The study focused on the resource concentration hypothesis, which suggests that animals gather where their specific food, nesting, and shelter needs are most abundant. The scientists observed that fruit-eating birds, such as parakeets, thrived most in urban areas where mature avenue trees provided ample nesting cavities and fruit. Meanwhile, carnivorous birds preferred the open hunting grounds of rural farmlands, and scavengers like house crows dominated the semi-urban fringes where human waste was prevalent.
The team set up 183 observation stations across the three landscape gradients, standing for exactly 10 minutes at each to count every bird they saw or heard within a 100-meter radius. During these ten-minute observation windows, the scientists recorded 35 different species of human-adapted birds, frequently spotting familiar faces like the House Sparrow, Rock Pigeon, and Common Myna, alongside more specialized foragers like the nectar-sipping Purple Sunbird, the predatory Shikra, and the insect-hunting Asian Green Bee-eater.
The team used a mathematical approach called hierarchical distance sampling, which calculates a detection probability or the likelihood of actually noticing a bird, depending on tricky environmental conditions. The researchers recorded weather data, including wind speed, temperature, and the Air Quality Index, during their surveys. They found that poor air quality and extreme heat, especially temperatures soaring above 40 degrees Celsius during summer heatwaves, made birds much harder to detect, likely because the animals were hiding in the shade to survive the harsh conditions.
While many studies have focused on metropolitan hubs like Delhi or Bangalore, this study fills a crucial knowledge gap by examining smaller, rapidly urbanising towns where city planning is still in its early stages and landscapes are more informally managed. The researchers, however, note that their data only captures a temporal snapshot of a single summer season. To fully understand bird population dynamics, including survival rates and long-term population growth, future research will need to adopt open-population frameworks spanning multiple years and seasons.

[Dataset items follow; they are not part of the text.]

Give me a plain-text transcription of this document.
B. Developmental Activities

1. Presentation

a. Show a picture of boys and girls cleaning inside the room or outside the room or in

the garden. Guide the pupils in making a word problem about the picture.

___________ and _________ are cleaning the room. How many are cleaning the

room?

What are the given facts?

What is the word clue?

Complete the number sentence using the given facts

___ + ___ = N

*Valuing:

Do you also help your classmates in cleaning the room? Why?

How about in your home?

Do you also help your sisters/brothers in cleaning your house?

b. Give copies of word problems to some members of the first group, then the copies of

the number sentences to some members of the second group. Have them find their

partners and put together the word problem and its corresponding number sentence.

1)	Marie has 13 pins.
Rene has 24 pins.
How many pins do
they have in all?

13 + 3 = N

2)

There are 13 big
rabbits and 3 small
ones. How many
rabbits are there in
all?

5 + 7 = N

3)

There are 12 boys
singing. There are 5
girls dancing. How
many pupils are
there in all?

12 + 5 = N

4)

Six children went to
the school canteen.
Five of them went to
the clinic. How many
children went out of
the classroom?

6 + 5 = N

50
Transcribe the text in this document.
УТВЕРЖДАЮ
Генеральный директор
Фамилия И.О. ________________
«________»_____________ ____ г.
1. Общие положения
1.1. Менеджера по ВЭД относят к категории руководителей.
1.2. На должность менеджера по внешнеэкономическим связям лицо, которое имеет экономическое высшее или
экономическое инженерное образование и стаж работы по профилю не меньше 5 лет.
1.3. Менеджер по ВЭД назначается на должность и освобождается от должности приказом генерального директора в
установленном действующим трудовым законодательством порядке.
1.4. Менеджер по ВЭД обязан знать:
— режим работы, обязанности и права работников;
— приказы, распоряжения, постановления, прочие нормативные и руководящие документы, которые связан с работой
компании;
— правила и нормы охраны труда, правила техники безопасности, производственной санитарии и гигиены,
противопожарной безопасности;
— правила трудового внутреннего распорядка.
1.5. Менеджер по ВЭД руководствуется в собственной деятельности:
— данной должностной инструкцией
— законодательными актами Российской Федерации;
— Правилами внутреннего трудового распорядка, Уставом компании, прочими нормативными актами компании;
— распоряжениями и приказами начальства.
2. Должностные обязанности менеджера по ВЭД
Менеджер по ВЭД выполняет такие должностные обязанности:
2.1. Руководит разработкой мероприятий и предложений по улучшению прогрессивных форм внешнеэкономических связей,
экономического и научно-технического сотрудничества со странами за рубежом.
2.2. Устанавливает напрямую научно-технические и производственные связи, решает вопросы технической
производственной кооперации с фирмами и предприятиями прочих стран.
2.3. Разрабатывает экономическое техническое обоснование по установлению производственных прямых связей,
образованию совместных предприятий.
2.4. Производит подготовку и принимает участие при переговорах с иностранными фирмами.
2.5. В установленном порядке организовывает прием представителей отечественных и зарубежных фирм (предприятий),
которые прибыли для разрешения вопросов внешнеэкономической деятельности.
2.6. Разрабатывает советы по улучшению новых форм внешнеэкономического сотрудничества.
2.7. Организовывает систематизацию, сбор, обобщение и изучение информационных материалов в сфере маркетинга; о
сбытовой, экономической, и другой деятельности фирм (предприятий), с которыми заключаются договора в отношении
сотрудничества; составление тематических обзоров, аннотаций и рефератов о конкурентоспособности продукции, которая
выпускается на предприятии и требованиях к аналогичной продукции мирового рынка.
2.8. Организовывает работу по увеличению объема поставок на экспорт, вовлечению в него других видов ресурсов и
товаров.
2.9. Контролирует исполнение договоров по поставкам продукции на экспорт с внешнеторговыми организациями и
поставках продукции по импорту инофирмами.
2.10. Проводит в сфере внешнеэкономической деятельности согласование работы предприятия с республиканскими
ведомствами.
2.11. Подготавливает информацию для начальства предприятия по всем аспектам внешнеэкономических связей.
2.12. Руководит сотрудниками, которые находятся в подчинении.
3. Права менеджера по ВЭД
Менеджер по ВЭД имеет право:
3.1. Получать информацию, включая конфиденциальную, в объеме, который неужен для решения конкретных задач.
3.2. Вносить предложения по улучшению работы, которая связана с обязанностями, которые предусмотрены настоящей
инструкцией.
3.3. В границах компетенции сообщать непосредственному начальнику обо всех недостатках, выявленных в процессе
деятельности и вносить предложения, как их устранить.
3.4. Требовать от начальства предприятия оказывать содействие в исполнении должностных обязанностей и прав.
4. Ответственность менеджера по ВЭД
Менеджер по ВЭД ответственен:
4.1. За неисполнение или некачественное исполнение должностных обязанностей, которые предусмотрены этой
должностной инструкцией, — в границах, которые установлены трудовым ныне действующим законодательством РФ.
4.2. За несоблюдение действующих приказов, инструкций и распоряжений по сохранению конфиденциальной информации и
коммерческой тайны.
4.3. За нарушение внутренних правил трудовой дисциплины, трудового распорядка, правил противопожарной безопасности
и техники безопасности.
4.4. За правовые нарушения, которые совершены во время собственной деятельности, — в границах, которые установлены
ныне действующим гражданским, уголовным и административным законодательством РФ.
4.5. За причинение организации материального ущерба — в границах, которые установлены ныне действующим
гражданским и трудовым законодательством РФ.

Nevertheless, by understanding which birds need which habitats, urban planners can actively design cities that support biodiversity. The researchers emphasise that if we want to protect avian biodiversity in rapidly growing towns, city planners must intentionally integrate diverse green spaces, preserve mature cavity-bearing trees, and maintain varied vegetation to provide crucial nesting sites and safe refuges from increasingly severe summer heatwaves.